Port-au-Prince, 18 août 2026 — Le rétablissement de la sécurité, la stabilité du pays ainsi que l’organisation d’élections crédibles, inclusives et transparentes étaient au cœur des discussions, lundi 17 août 2026, lors d’une rencontre entre le Premier ministre de transition, Alix Didier Fils-Aimé, et une délégation interaméricaine et internationale de haut niveau.

Conduite par le secrétaire général de l’Organisation des États américains (OEA), Albert Ramdin, la délégation comprend notamment la secrétaire générale de la Communauté des Caraïbes (CARICOM), Carla Barnett. Arrivée à Port-au-Prince le 16 août, la mission internationale doit se poursuivre jusqu’au 19 août 2026.

Au cours de cette rencontre, les échanges ont porté principalement sur la situation sécuritaire, la stabilité politique et institutionnelle ainsi que les conditions nécessaires à la tenue des prochaines élections.

Le rétablissement de la sécurité apparaît comme une condition fondamentale à la réussite du processus électoral. Les interlocuteurs ont examiné les moyens permettant à l’État de renforcer son autorité sur les territoires affectés par la violence, de protéger la population et de créer un environnement favorable à la participation citoyenne.

La préparation des élections prévues en 2026 occupait également une place importante dans les discussions. La délégation internationale a souligné l’importance d’un processus électoral crédible, inclusif, transparent et accessible, permettant au peuple haïtien de choisir librement ses représentants.

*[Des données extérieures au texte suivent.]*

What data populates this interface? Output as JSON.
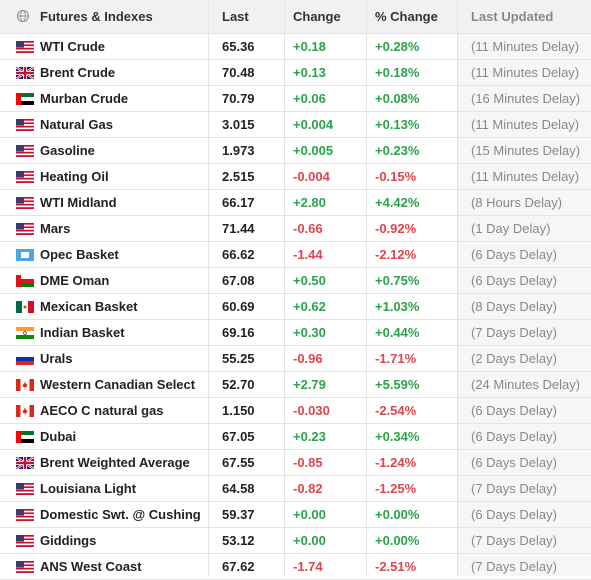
{
  "table": {
    "header": [
      "Futures & Indexes",
      "Last",
      "Change",
      "% Change",
      "Last Updated"
    ],
    "rows": [
      [
        "WTI Crude",
        "65.36",
        "+0.18",
        "+0.28%",
        "(11 Minutes Delay)"
      ],
      [
        "Brent Crude",
        "70.48",
        "+0.13",
        "+0.18%",
        "(11 Minutes Delay)"
      ],
      [
        "Murban Crude",
        "70.79",
        "+0.06",
        "+0.08%",
        "(16 Minutes Delay)"
      ],
      [
        "Natural Gas",
        "3.015",
        "+0.004",
        "+0.13%",
        "(11 Minutes Delay)"
      ],
      [
        "Gasoline",
        "1.973",
        "+0.005",
        "+0.23%",
        "(15 Minutes Delay)"
      ],
      [
        "Heating Oil",
        "2.515",
        "-0.004",
        "-0.15%",
        "(11 Minutes Delay)"
      ],
      [
        "WTI Midland",
        "66.17",
        "+2.80",
        "+4.42%",
        "(8 Hours Delay)"
      ],
      [
        "Mars",
        "71.44",
        "-0.66",
        "-0.92%",
        "(1 Day Delay)"
      ],
      [
        "Opec Basket",
        "66.62",
        "-1.44",
        "-2.12%",
        "(6 Days Delay)"
      ],
      [
        "DME Oman",
        "67.08",
        "+0.50",
        "+0.75%",
        "(6 Days Delay)"
      ],
      [
        "Mexican Basket",
        "60.69",
        "+0.62",
        "+1.03%",
        "(8 Days Delay)"
      ],
      [
        "Indian Basket",
        "69.16",
        "+0.30",
        "+0.44%",
        "(7 Days Delay)"
      ],
      [
        "Urals",
        "55.25",
        "-0.96",
        "-1.71%",
        "(2 Days Delay)"
      ],
      [
        "Western Canadian Select",
        "52.70",
        "+2.79",
        "+5.59%",
        "(24 Minutes Delay)"
      ],
      [
        "AECO C natural gas",
        "1.150",
        "-0.030",
        "-2.54%",
        "(6 Days Delay)"
      ],
      [
        "Dubai",
        "67.05",
        "+0.23",
        "+0.34%",
        "(6 Days Delay)"
      ],
      [
        "Brent Weighted Average",
        "67.55",
        "-0.85",
        "-1.24%",
        "(6 Days Delay)"
      ],
      [
        "Louisiana Light",
        "64.58",
        "-0.82",
        "-1.25%",
        "(7 Days Delay)"
      ],
      [
        "Domestic Swt. @ Cushing",
        "59.37",
        "+0.00",
        "+0.00%",
        "(6 Days Delay)"
      ],
      [
        "Giddings",
        "53.12",
        "+0.00",
        "+0.00%",
        "(7 Days Delay)"
      ],
      [
        "ANS West Coast",
        "67.62",
        "-1.74",
        "-2.51%",
        "(7 Days Delay)"
      ]
    ]
  }
}
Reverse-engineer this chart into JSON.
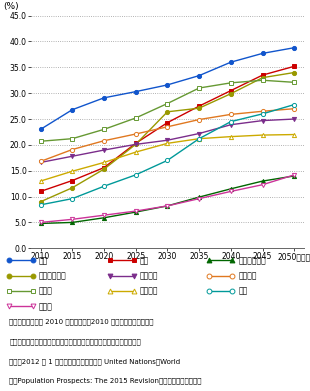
{
  "years": [
    2010,
    2015,
    2020,
    2025,
    2030,
    2035,
    2040,
    2045,
    2050
  ],
  "series": {
    "日本": {
      "values": [
        23.0,
        26.8,
        29.1,
        30.3,
        31.6,
        33.4,
        36.0,
        37.7,
        38.8
      ],
      "color": "#1155cc",
      "marker": "o",
      "filled": true
    },
    "韓国": {
      "values": [
        11.0,
        13.1,
        15.6,
        20.3,
        24.3,
        27.5,
        30.5,
        33.5,
        35.2
      ],
      "color": "#cc0000",
      "marker": "s",
      "filled": true
    },
    "インドネシア": {
      "values": [
        4.8,
        5.0,
        5.9,
        7.0,
        8.2,
        9.9,
        11.5,
        13.0,
        14.0
      ],
      "color": "#006600",
      "marker": "^",
      "filled": true
    },
    "シンガポール": {
      "values": [
        9.0,
        11.7,
        15.3,
        20.1,
        26.4,
        27.1,
        29.9,
        33.0,
        34.0
      ],
      "color": "#999900",
      "marker": "o",
      "filled": true
    },
    "イギリス": {
      "values": [
        16.6,
        17.8,
        19.0,
        20.1,
        20.9,
        22.2,
        23.9,
        24.7,
        25.0
      ],
      "color": "#7b2d8b",
      "marker": "v",
      "filled": true
    },
    "フランス": {
      "values": [
        16.8,
        19.1,
        20.8,
        22.1,
        23.5,
        24.9,
        25.9,
        26.5,
        27.0
      ],
      "color": "#e07820",
      "marker": "o",
      "filled": false
    },
    "ドイツ": {
      "values": [
        20.7,
        21.2,
        23.0,
        25.2,
        28.0,
        31.0,
        32.0,
        32.5,
        32.1
      ],
      "color": "#669933",
      "marker": "s",
      "filled": false
    },
    "アメリカ": {
      "values": [
        13.0,
        14.9,
        16.6,
        18.6,
        20.3,
        21.2,
        21.6,
        21.9,
        22.0
      ],
      "color": "#ccaa00",
      "marker": "^",
      "filled": false
    },
    "中国": {
      "values": [
        8.4,
        9.6,
        12.0,
        14.2,
        17.0,
        21.2,
        24.5,
        26.0,
        27.8
      ],
      "color": "#009999",
      "marker": "o",
      "filled": false
    },
    "インド": {
      "values": [
        5.0,
        5.6,
        6.4,
        7.2,
        8.2,
        9.6,
        11.0,
        12.3,
        14.2
      ],
      "color": "#cc3399",
      "marker": "v",
      "filled": false
    }
  },
  "legend_order": [
    "日本",
    "韓国",
    "インドネシア",
    "シンガポール",
    "イギリス",
    "フランス",
    "ドイツ",
    "アメリカ",
    "中国",
    "インド"
  ],
  "ylim": [
    0.0,
    45.0
  ],
  "ytick_labels": [
    "0.0",
    "5.0",
    "10.0",
    "15.0",
    "20.0",
    "25.0",
    "30.0",
    "35.0",
    "40.0",
    "45.0"
  ],
  "ytick_vals": [
    0.0,
    5.0,
    10.0,
    15.0,
    20.0,
    25.0,
    30.0,
    35.0,
    40.0,
    45.0
  ],
  "ylabel": "(%)",
  "bg_color": "#ffffff",
  "grid_color": "#999999",
  "grid_style": ":"
}
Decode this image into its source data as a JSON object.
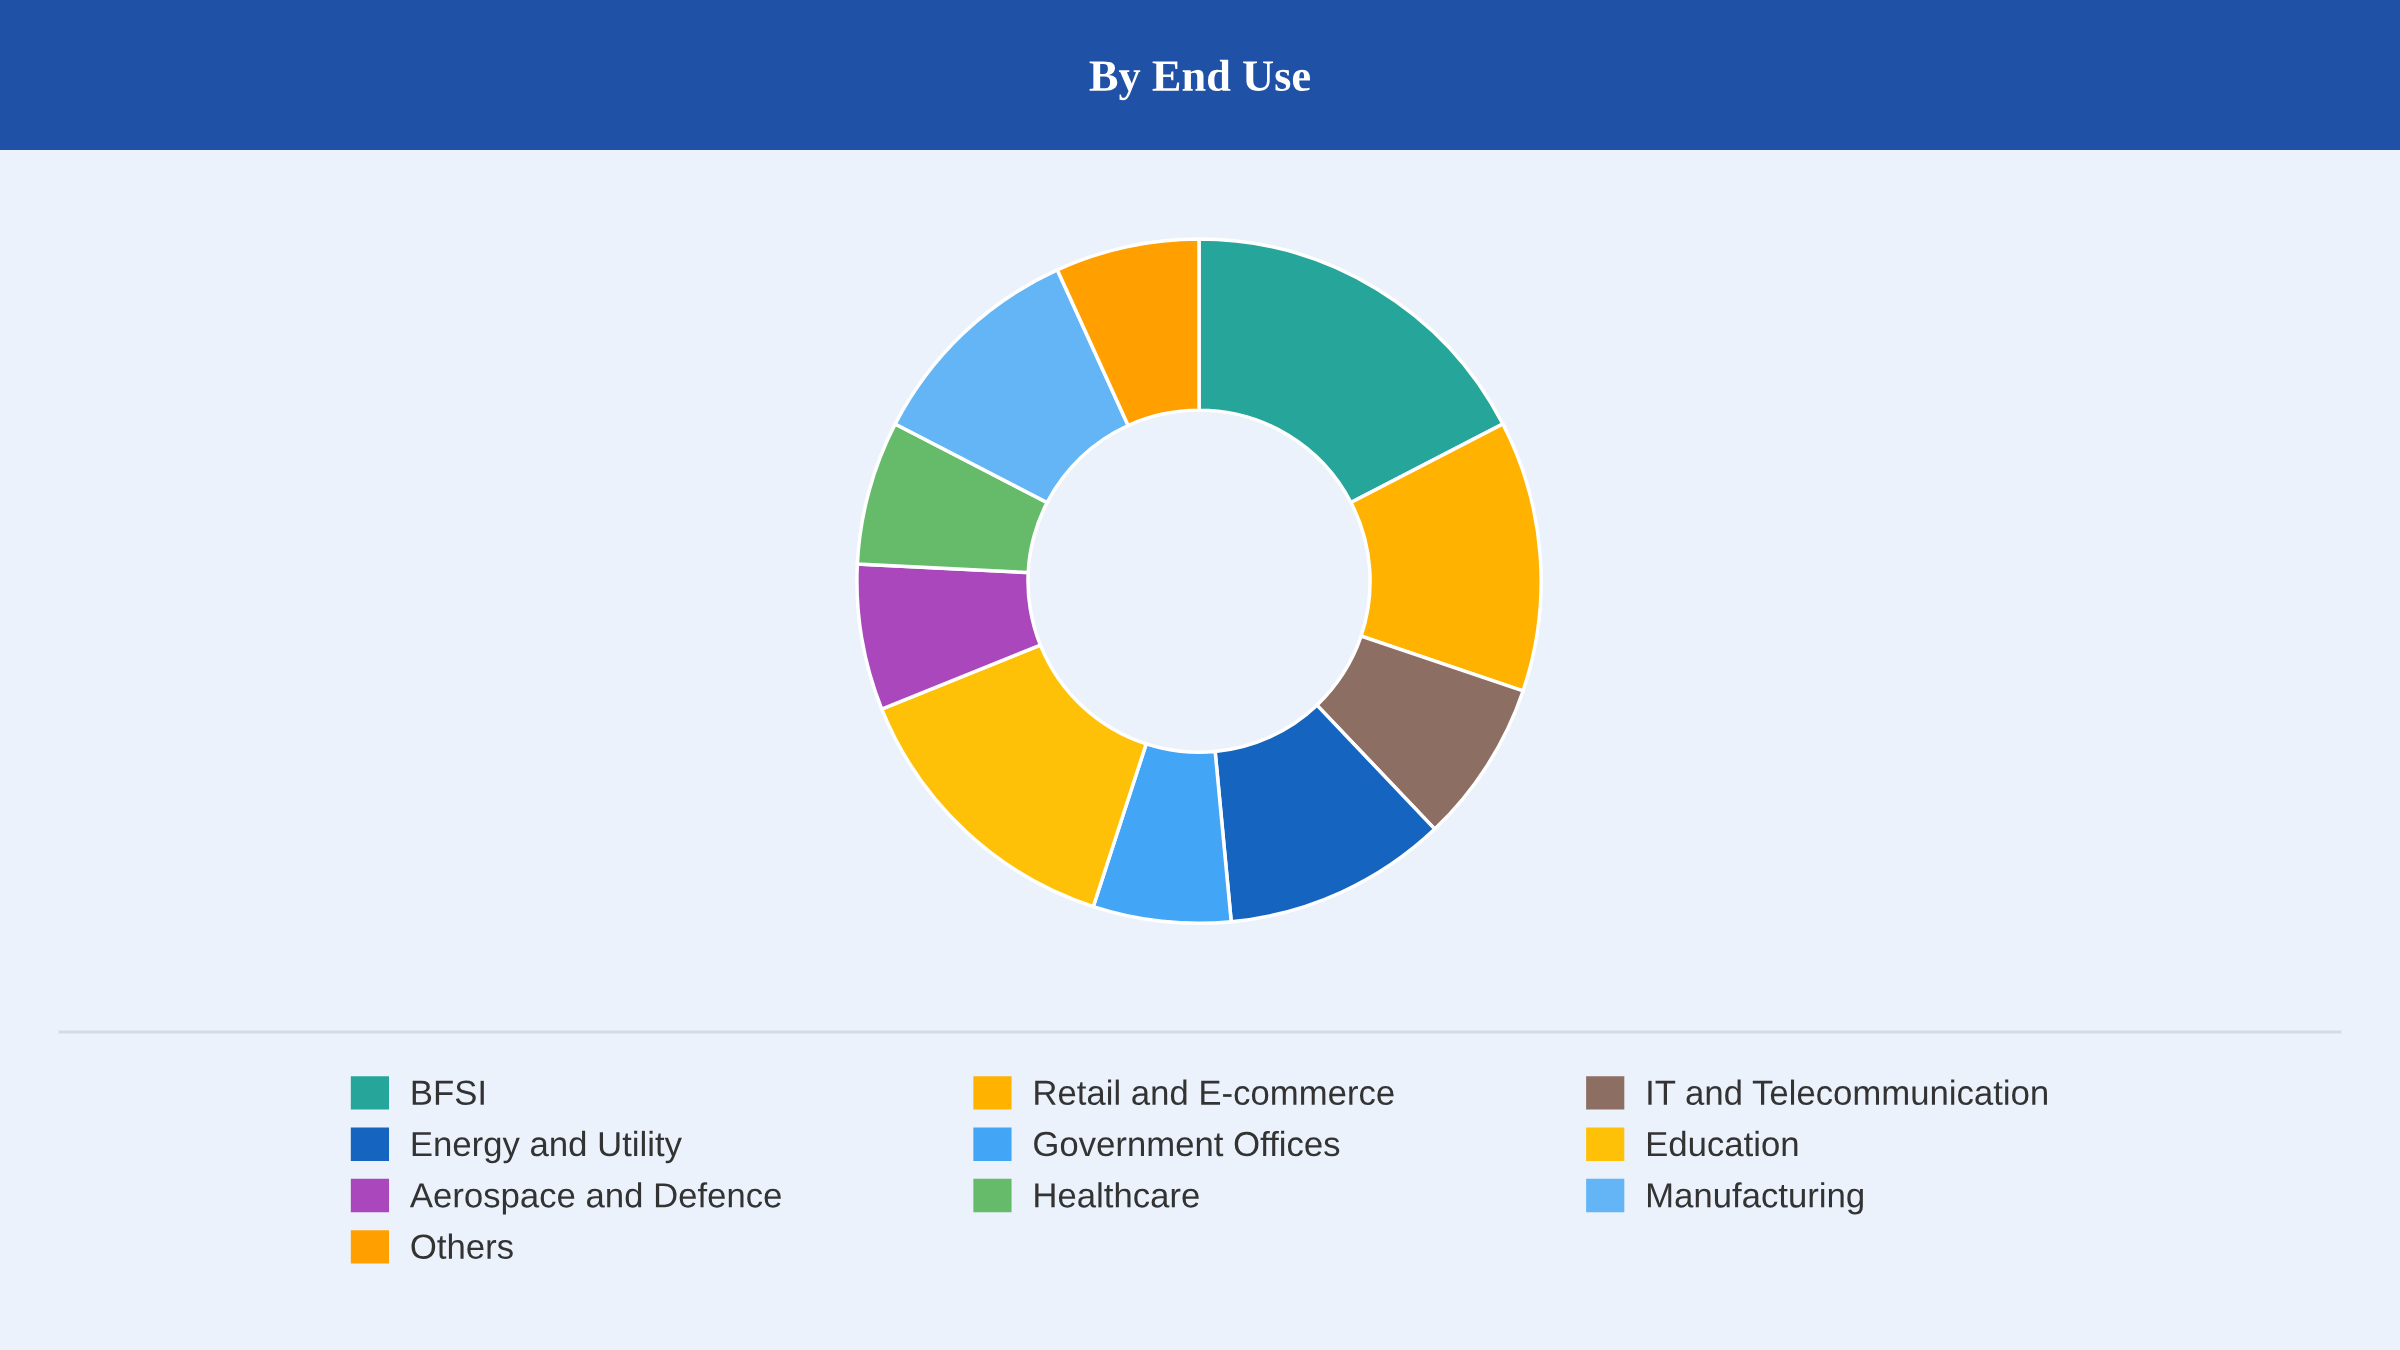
{
  "chart_data": {
    "type": "donut",
    "title": "By End Use",
    "categories": [
      "BFSI",
      "Retail and E-commerce",
      "IT and Telecommunication",
      "Energy and Utility",
      "Government Offices",
      "Education",
      "Aerospace and Defence",
      "Healthcare",
      "Manufacturing",
      "Others"
    ],
    "values": [
      17.4,
      12.8,
      7.7,
      10.6,
      6.5,
      13.9,
      6.9,
      6.8,
      10.6,
      6.8
    ],
    "colors": [
      "#26a69a",
      "#ffb300",
      "#8d6e63",
      "#1565c0",
      "#42a5f5",
      "#ffc107",
      "#ab47bc",
      "#66bb6a",
      "#64b5f6",
      "#ffa000"
    ],
    "legend": "bottom"
  }
}
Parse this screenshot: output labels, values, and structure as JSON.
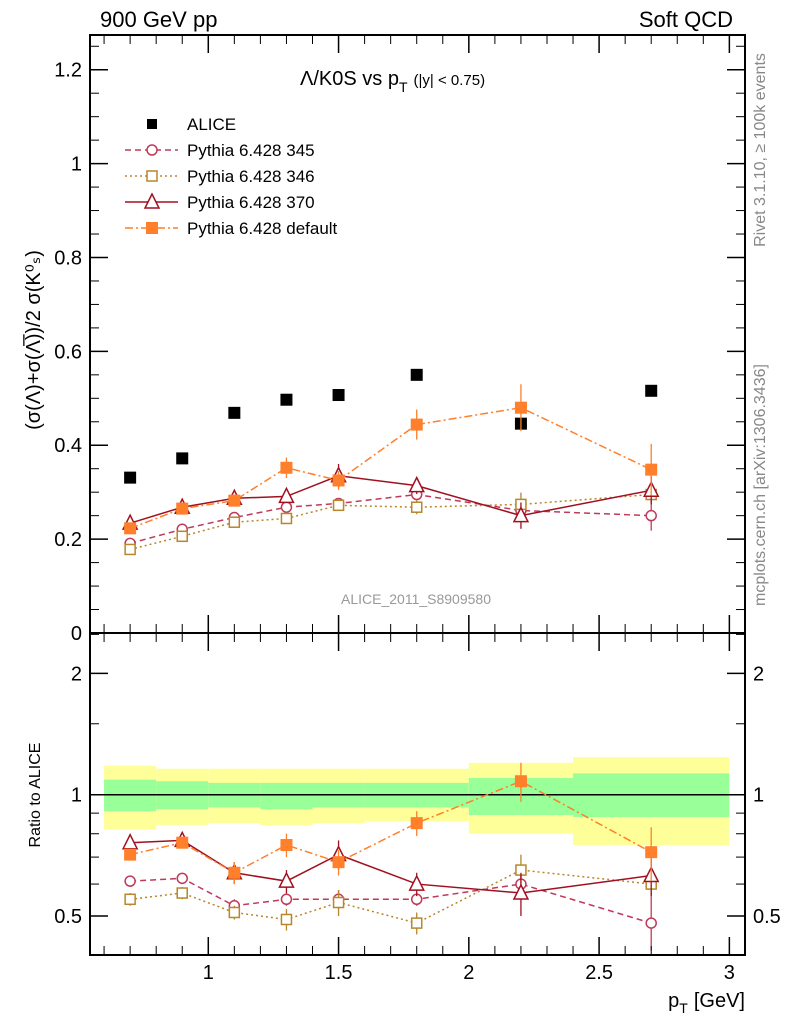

Cette mission intervient dans un contexte particulièrement délicat, marqué par la persistance de l’insécurité, les déplacements de populations et les profondes difficultés institutionnelles auxquelles le pays est confronté.

La poursuite des consultations avec les différents acteurs haïtiens devrait permettre à la délégation internationale de mieux évaluer les conditions politiques, sécuritaires et institutionnelles nécessaires à la tenue des élections et à la stabilisation du pays.

À l’approche de la fin de l’année 2026, la question demeure donc centrale : comment rétablir suffisamment de sécurité et de stabilité pour permettre l’organisation d’élections crédibles et garantir une véritable expression démocratique du peuple haïtien ?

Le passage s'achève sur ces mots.